What Is Manpower Utilization?
Effective manpower utilization is critical to human resource demand and supply forecasting, labor cost management and small-business growth. The objective is to ensure employees possessing the right skills are in the right place at the right time. Evaluation techniques, such as comparing productivity in relation to labor costs, are used to determine how successfully a small business is managing its human capital resources. The critical nature and potential negative consequences of ineffective manpower utilization make fully understanding its concepts and techniques essential to every small-business owner and HR department employee.
The number of employees on the payroll doesn’t always correspond to what a small business requires to meet its long-term objectives.

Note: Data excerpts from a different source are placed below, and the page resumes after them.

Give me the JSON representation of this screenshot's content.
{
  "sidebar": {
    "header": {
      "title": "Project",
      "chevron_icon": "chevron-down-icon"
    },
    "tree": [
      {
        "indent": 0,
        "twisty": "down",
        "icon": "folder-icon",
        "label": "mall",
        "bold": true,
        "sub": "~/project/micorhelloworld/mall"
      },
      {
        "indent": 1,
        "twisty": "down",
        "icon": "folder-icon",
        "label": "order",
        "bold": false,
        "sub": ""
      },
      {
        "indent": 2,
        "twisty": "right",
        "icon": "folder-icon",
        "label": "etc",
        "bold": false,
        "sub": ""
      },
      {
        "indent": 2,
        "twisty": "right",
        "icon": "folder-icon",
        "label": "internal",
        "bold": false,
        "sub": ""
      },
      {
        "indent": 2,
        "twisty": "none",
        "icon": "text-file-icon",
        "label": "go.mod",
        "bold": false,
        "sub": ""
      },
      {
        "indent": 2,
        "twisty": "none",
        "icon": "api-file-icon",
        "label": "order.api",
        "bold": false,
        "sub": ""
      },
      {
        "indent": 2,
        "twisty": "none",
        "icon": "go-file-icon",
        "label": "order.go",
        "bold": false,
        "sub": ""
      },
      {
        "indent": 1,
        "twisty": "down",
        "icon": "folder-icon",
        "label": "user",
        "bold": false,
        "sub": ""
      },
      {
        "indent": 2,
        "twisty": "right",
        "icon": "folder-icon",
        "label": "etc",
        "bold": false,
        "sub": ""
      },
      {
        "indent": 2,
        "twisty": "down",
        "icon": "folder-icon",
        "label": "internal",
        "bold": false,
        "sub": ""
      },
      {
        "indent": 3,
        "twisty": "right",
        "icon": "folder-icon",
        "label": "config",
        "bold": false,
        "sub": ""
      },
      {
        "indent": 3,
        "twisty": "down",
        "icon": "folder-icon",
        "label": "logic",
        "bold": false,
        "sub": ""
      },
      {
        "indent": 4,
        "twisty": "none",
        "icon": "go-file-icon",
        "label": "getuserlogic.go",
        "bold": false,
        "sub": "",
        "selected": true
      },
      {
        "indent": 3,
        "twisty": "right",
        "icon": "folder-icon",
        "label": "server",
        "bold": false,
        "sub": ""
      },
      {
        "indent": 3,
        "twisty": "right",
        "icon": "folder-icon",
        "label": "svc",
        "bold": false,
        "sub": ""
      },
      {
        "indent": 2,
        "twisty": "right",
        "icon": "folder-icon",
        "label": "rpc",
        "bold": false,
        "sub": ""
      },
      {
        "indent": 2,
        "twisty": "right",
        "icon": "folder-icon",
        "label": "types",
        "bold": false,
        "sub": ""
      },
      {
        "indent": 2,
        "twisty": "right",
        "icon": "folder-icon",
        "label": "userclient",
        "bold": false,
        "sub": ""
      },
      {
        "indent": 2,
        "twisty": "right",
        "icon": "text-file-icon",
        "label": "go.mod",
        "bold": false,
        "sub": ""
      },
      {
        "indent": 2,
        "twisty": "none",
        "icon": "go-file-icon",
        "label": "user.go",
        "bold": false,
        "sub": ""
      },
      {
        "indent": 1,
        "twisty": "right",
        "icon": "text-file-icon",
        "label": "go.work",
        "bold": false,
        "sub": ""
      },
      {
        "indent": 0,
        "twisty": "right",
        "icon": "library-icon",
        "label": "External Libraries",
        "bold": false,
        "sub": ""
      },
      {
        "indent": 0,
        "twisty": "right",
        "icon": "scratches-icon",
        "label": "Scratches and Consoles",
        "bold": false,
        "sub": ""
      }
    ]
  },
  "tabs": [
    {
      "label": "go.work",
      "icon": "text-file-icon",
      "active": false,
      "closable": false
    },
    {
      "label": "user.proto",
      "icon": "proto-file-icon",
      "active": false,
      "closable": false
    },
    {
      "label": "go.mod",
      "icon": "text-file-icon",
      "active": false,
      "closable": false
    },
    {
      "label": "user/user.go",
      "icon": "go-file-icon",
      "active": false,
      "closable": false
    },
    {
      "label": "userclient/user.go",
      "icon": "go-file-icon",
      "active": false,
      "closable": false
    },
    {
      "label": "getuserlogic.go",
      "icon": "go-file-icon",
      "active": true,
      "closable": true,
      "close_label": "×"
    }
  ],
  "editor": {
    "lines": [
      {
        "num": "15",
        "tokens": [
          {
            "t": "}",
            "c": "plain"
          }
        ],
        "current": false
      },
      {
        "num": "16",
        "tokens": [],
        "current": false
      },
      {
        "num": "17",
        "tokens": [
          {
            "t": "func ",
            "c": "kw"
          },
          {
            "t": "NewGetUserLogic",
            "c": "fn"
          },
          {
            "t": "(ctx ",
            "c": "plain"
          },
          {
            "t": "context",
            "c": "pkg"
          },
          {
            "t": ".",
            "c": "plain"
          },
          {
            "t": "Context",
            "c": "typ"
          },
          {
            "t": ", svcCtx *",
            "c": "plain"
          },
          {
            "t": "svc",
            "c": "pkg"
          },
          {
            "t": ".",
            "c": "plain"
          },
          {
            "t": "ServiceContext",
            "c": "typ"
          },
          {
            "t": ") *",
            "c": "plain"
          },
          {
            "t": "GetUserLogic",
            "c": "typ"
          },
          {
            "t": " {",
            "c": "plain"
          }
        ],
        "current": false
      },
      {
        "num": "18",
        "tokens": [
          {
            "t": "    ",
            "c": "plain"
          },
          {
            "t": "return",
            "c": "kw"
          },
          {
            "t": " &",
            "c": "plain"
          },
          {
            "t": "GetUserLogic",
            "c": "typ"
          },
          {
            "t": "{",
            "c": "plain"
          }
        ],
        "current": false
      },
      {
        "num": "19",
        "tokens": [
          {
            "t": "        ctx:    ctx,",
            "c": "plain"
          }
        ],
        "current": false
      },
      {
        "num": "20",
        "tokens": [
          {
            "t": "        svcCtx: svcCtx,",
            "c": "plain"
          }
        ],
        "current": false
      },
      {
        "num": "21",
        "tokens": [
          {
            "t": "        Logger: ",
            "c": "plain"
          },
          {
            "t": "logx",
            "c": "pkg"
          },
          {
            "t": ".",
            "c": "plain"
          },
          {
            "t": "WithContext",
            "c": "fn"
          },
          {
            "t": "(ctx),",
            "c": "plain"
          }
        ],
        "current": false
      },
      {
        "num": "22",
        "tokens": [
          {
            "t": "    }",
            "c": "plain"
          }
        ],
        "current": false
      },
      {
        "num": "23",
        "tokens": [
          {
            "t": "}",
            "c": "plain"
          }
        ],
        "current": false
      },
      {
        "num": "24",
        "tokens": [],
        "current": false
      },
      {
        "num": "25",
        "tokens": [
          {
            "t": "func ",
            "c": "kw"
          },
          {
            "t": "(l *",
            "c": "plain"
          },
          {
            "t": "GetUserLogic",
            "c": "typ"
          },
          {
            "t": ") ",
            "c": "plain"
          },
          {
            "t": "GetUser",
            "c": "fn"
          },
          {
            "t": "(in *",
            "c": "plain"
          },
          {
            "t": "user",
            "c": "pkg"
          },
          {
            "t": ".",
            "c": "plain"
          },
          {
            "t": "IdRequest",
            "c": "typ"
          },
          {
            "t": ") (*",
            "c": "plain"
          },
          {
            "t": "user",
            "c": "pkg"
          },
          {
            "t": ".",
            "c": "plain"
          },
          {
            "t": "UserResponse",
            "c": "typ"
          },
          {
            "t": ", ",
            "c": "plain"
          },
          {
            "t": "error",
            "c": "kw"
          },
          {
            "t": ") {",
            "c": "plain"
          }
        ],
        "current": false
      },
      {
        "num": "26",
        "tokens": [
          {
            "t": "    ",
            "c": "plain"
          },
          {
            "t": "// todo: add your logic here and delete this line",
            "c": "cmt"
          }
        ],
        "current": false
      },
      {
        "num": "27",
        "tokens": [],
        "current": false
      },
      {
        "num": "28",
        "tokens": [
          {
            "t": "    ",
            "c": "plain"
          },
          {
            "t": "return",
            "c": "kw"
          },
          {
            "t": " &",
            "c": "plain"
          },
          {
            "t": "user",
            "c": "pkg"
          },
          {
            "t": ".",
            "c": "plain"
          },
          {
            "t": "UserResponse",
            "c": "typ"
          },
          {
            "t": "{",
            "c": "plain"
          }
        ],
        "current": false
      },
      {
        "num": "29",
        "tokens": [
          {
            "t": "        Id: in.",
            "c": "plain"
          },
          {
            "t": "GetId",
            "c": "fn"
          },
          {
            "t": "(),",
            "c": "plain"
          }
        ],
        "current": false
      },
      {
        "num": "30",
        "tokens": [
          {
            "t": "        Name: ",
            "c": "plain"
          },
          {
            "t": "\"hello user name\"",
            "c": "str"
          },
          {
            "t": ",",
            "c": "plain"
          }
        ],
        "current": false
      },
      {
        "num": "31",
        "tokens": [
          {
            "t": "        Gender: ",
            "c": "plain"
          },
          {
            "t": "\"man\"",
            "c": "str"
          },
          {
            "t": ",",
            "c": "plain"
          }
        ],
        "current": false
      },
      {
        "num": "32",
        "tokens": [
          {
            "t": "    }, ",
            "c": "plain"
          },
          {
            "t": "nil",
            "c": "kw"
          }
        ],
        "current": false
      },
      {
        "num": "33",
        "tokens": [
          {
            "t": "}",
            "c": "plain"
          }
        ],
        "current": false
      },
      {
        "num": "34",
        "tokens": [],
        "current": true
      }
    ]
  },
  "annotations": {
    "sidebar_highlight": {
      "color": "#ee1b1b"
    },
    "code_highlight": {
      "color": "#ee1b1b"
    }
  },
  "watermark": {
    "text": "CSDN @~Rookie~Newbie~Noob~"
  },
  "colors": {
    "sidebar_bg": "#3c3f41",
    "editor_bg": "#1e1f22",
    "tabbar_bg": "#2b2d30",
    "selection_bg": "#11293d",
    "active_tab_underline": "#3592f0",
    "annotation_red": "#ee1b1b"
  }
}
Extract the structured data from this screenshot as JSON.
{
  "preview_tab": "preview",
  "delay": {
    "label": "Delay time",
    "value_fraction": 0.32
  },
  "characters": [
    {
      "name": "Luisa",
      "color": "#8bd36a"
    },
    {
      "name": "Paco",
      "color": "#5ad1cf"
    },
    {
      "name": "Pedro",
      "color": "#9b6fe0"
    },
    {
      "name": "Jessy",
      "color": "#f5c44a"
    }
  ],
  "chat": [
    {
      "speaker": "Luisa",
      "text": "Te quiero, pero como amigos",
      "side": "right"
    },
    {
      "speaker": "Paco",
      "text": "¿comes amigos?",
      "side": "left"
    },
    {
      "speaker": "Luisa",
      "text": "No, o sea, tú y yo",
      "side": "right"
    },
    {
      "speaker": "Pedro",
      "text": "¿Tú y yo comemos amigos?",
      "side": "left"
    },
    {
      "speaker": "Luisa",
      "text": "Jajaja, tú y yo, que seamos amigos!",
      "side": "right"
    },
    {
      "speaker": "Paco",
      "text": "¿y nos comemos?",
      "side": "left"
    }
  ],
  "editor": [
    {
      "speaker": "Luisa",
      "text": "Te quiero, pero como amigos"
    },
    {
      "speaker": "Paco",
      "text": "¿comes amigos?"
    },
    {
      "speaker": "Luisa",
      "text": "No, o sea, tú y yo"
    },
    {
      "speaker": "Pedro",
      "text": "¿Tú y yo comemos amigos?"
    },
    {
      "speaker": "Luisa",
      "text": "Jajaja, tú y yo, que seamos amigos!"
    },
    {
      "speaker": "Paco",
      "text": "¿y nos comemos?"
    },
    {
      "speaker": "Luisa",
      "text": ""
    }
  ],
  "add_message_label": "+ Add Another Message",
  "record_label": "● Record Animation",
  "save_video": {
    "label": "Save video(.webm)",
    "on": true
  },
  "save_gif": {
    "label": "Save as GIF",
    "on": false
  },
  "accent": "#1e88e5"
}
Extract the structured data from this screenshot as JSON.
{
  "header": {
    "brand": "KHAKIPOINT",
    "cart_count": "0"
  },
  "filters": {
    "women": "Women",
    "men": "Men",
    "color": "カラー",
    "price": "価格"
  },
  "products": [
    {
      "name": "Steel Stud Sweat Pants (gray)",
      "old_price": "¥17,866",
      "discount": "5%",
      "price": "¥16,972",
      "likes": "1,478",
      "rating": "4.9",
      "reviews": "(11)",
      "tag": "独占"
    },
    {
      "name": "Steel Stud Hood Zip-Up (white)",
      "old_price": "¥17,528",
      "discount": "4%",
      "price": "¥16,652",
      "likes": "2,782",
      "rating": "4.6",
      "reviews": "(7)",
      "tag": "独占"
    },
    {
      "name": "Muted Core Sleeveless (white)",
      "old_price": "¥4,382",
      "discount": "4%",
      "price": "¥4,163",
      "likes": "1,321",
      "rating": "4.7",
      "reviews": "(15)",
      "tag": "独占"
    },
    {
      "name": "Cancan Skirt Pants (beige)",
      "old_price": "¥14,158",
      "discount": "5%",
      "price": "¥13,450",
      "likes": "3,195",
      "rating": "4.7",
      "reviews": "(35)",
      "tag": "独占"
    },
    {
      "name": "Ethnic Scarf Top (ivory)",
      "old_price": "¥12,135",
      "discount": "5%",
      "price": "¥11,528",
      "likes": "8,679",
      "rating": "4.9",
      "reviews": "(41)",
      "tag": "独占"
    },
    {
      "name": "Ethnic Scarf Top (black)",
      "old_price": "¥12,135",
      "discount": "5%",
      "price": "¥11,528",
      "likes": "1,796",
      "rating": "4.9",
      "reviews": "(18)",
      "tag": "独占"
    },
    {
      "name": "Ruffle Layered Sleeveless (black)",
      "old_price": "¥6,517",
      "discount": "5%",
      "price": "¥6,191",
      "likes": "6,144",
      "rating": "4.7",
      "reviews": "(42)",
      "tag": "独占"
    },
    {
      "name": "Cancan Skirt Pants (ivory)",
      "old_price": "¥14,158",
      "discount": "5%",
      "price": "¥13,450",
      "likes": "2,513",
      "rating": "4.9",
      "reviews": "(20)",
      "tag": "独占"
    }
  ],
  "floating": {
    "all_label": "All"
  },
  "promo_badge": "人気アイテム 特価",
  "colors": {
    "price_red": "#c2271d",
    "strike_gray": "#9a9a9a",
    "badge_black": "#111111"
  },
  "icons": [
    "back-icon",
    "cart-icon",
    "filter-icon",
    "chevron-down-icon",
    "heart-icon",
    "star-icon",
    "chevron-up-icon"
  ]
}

For example, current roles and responsibilities don’t always match with an employee’s current skill set or undeveloped potential. Manpower utilization focuses on improving staffing and talent utilization by concentrating on both work activities and the employees who perform these activities. Staffing utilization techniques attempt to realign, streamline and reduce staffing requirements. Talent utilization techniques seek to apply employee’s current skills more effectively to her current or an alternate role and develop hidden potential needed to improve utilization.
Utilization is an integral part of each step in a comprehensive human resource plan. An HR plan starts by gathering current staffing and talent data, including the number of departments, the number of employees in each department and the current skill set and undeveloped potential of each employee. A determination as to whether the company's long-term goals can be met internally is typically made prior to preparing annual manpower planning forecasts. Realignment, streamlining roles and duties and employee training and development are the most common methods small businesses use for meeting long-term needs internally.
Improvements in manpower utilization lead first to increased productivity and ultimately to increased small-business profitability. Although a manpower utilization analysis typically includes quantitative, mathematical formulas, it’s just as important to include qualitative assessments. Observation, face-to-face interviews and employee surveys can be combined with ratio calculations to determine, for example, tasks that can be performed at lower cost by another employee, tasks that can be streamlined or simplified and work that can be restructured or reassigned to allow for more effective talent usage.
Small-business growth requires constant attention to reducing costs while at the same time maintaining consistently high quality and customer service standards. A concern with strict attention to manpower utilization is that if it’s not properly conducted or managed, it can sometimes result in an understaffed or underdeveloped workforce. If this happens, performance, morale and the credibility of the business will suffer. For this reason, creating and managing manpower utilization goals should involve not only the business owner, HR and the department managers, but also every employee. Incorporating manpower utilization into the corporate culture increases the likelihood of getting a total employee buy-in which over the long-term further improves employee morale and business productivity.